広いパウダールームがあり、その奥にすりガラスの引き戸がある。

スーッと引き戸を開けると脱衣所とバスルームがあった。

「うわ、広い!」

高級ホテルのスイートルームのような豪華なバスルームは、タイルもなんだかオシャレでとにかくバスタブが大きい。

おまけにジェットバスもついている。

「わあ!お湯ためてもいいかな?いいよね」

ピッとパネルのボタンを押してお湯張りをする。

その間にシャワーで髪と身体を洗った。

あっという間にお湯張りも終わり、莉帆はタオルで髪をまとめるとゆっくりとバスタブの湯に浸かる。

「はあ、極楽極楽」

身体も心もほぐれていくような心地良さに、思わず伸びをする。

「ふう。色々あったな、今日は」

そうだ、この怒涛の展開はたった一日の出来事なのだ。

「朝は普通に出勤したのに、信じられない」

社長に呼ばれて、和也の裏切りを知り、仕事では尻拭いをさせられて…。
しかも今はこの身を捧げる生け贄のような状況なのだ。

「絶対私、厄日だよね、今日。しかも私史上最悪の」

そう思うと泣けてくる。

「泣いたっていいよね。

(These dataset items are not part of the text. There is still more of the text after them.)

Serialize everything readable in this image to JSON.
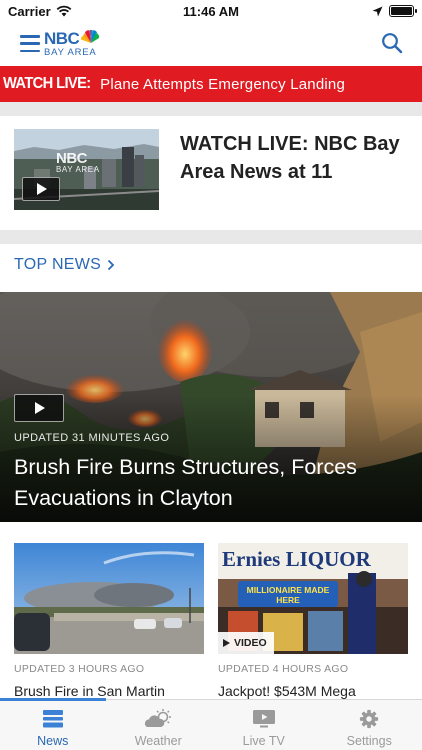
{
  "status_bar": {
    "carrier": "Carrier",
    "time": "11:46 AM"
  },
  "header": {
    "logo_text": "NBC",
    "logo_subtext": "BAY AREA"
  },
  "breaking": {
    "label": "WATCH LIVE:",
    "text": "Plane Attempts Emergency Landing"
  },
  "live_card": {
    "title": "WATCH LIVE: NBC Bay Area News at 11",
    "thumb_logo_text": "NBC",
    "thumb_logo_subtext": "BAY AREA"
  },
  "top_news": {
    "section_title": "TOP NEWS",
    "hero": {
      "meta": "UPDATED 31 MINUTES AGO",
      "title": "Brush Fire Burns Structures, Forces Evacuations in Clayton"
    },
    "cards": [
      {
        "meta": "UPDATED 3 HOURS AGO",
        "title": "Brush Fire in San Martin"
      },
      {
        "meta": "UPDATED 4 HOURS AGO",
        "title": "Jackpot! $543M Mega",
        "badge": "VIDEO",
        "sign_text": "Ernies LIQUOR",
        "banner_text": "MILLIONAIRE MADE HERE"
      }
    ]
  },
  "tabs": [
    {
      "label": "News",
      "icon": "news-icon",
      "active": true
    },
    {
      "label": "Weather",
      "icon": "weather-icon",
      "active": false
    },
    {
      "label": "Live TV",
      "icon": "live-tv-icon",
      "active": false
    },
    {
      "label": "Settings",
      "icon": "gear-icon",
      "active": false
    }
  ],
  "colors": {
    "brand_blue": "#2a68b3",
    "breaking_red": "#e11b22",
    "tab_active": "#3b82d6"
  }
}
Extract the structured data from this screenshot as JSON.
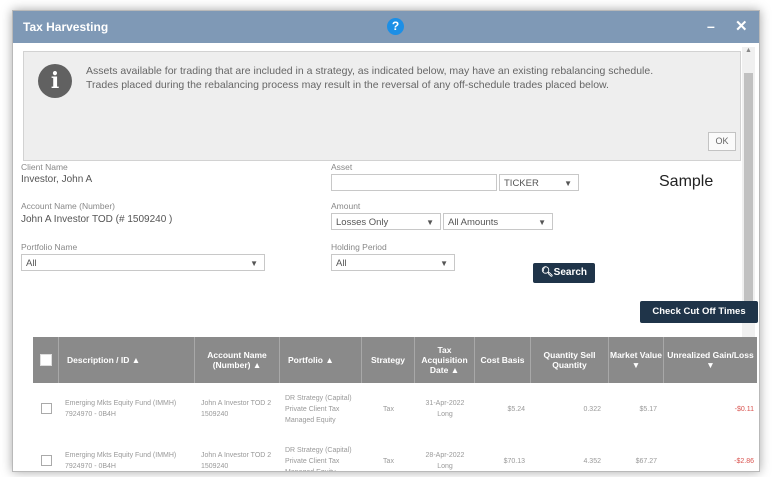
{
  "window": {
    "title": "Tax Harvesting",
    "help_icon": "?",
    "minimize_icon": "–",
    "close_icon": "✕"
  },
  "alert": {
    "icon": "i",
    "message": "Assets available for trading that are included in a strategy, as indicated below, may have an existing rebalancing schedule. Trades placed during the rebalancing process may result in the reversal of any off-schedule trades placed below.",
    "ok_label": "OK"
  },
  "form": {
    "client_name_label": "Client Name",
    "client_name_value": "Investor, John A",
    "account_label": "Account Name (Number)",
    "account_value": "John A Investor TOD (# 1509240 )",
    "portfolio_label": "Portfolio Name",
    "portfolio_value": "All",
    "asset_label": "Asset",
    "asset_value": "",
    "asset_type": "TICKER",
    "amount_label": "Amount",
    "amount_filter": "Losses Only",
    "amount_range": "All Amounts",
    "holding_label": "Holding Period",
    "holding_value": "All",
    "search_label": "Search",
    "cutoff_label": "Check Cut Off Times"
  },
  "sample_label": "Sample",
  "table": {
    "headers": [
      "Description / ID",
      "Account Name (Number)",
      "Portfolio",
      "Strategy",
      "Tax Acquisition Date",
      "Cost Basis",
      "Quantity Sell Quantity",
      "Market Value",
      "Unrealized Gain/Loss"
    ],
    "rows": [
      {
        "description": "Emerging Mkts Equity Fund (IMMH) 7924970 - 0B4H",
        "account": "John A Investor TOD 2 1509240",
        "portfolio": "DR Strategy (Capital) Private Client Tax Managed Equity",
        "strategy": "Tax",
        "acq_date": "31-Apr-2022",
        "term": "Long",
        "cost_basis": "$5.24",
        "quantity": "0.322",
        "market_value": "$5.17",
        "gain_loss": "-$0.11"
      },
      {
        "description": "Emerging Mkts Equity Fund (IMMH) 7924970 - 0B4H",
        "account": "John A Investor TOD 2 1509240",
        "portfolio": "DR Strategy (Capital) Private Client Tax Managed Equity",
        "strategy": "Tax",
        "acq_date": "28-Apr-2022",
        "term": "Long",
        "cost_basis": "$70.13",
        "quantity": "4.352",
        "market_value": "$67.27",
        "gain_loss": "-$2.86"
      }
    ]
  },
  "colors": {
    "title_bar": "#7f99b6",
    "button_dark": "#1f3449",
    "table_header": "#8a8a8a",
    "negative": "#d9534f"
  }
}
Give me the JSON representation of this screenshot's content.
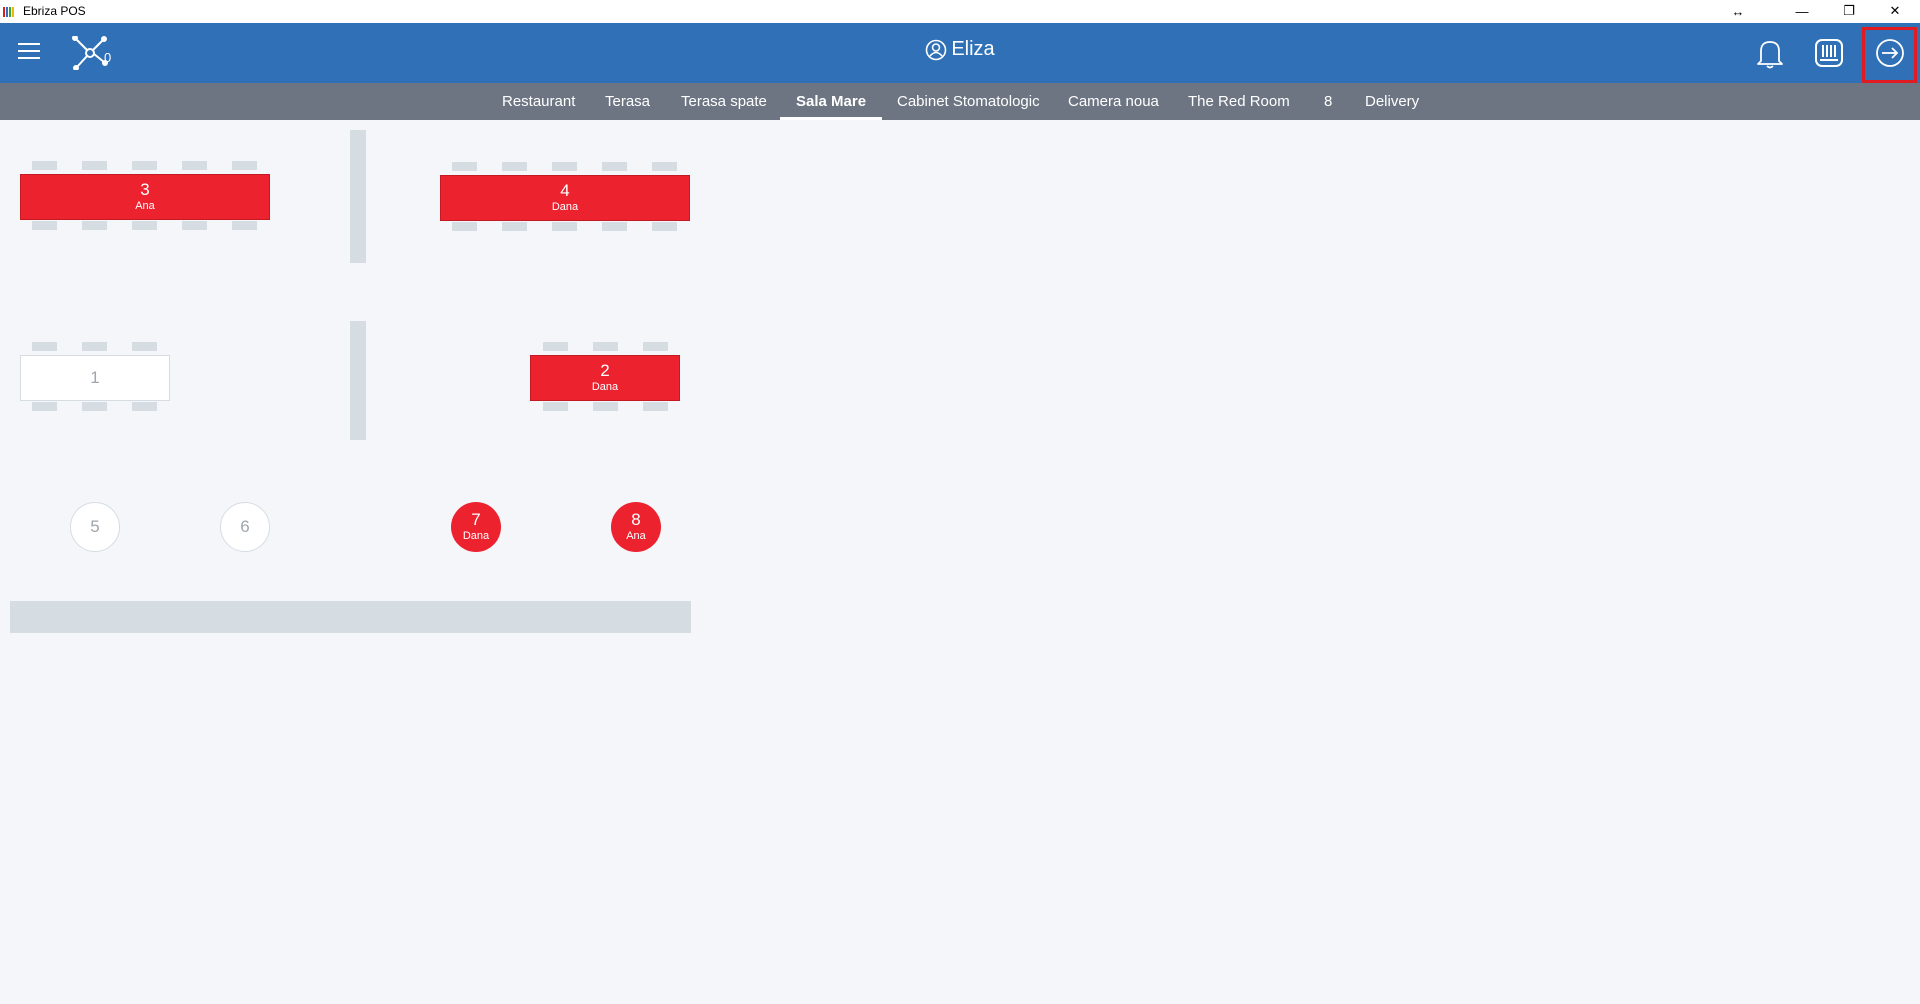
{
  "window": {
    "title": "Ebriza POS",
    "controls": {
      "resize": "↔",
      "minimize": "—",
      "restore": "❐",
      "close": "✕"
    },
    "icon_colors": [
      "#e11b22",
      "#2f70b6",
      "#27a844",
      "#f2b705"
    ]
  },
  "header": {
    "user_name": "Eliza",
    "network_count": "0",
    "color": "#2f70b6"
  },
  "tabs": [
    {
      "label": "Restaurant",
      "active": false
    },
    {
      "label": "Terasa",
      "active": false
    },
    {
      "label": "Terasa spate",
      "active": false
    },
    {
      "label": "Sala Mare",
      "active": true
    },
    {
      "label": "Cabinet Stomatologic",
      "active": false
    },
    {
      "label": "Camera noua",
      "active": false
    },
    {
      "label": "The Red Room",
      "active": false
    },
    {
      "label": "8",
      "active": false
    },
    {
      "label": "Delivery",
      "active": false
    }
  ],
  "tables": [
    {
      "number": "3",
      "waiter": "Ana",
      "status": "busy"
    },
    {
      "number": "4",
      "waiter": "Dana",
      "status": "busy"
    },
    {
      "number": "1",
      "waiter": "",
      "status": "free"
    },
    {
      "number": "2",
      "waiter": "Dana",
      "status": "busy"
    },
    {
      "number": "5",
      "waiter": "",
      "status": "free"
    },
    {
      "number": "6",
      "waiter": "",
      "status": "free"
    },
    {
      "number": "7",
      "waiter": "Dana",
      "status": "busy"
    },
    {
      "number": "8",
      "waiter": "Ana",
      "status": "busy"
    }
  ],
  "colors": {
    "busy": "#ec222f",
    "free": "#ffffff",
    "tab_bar": "#6d7583",
    "floor": "#f4f6fa",
    "highlight": "#e11b22"
  }
}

こんなに辛いことってある?」

ううっと嗚咽をもらしながら、ボロボロと涙を流す。

膝を曲げて腕を載せ、顔を伏せてひたすら泣いていると、おい!と声が聞こえてきてビクッとした。

「大丈夫か?どうした?」
「え…」

どうやら扉の向こうから禅が声をかけてきたらしい。

「あ、大丈夫です」
「どうしてシャワーにそんなに時間がかかってる?具合でも悪いのか?」
「いえ、あの、お風呂に浸かってまして…」
「は?風呂に、浸かってる?」
「はい。すみません、お断りもせず勝手に」
「いや、別に、いいけど」

戸惑うような声がしたあと、じゃあ、と禅がそそくさと出て行く気配がした。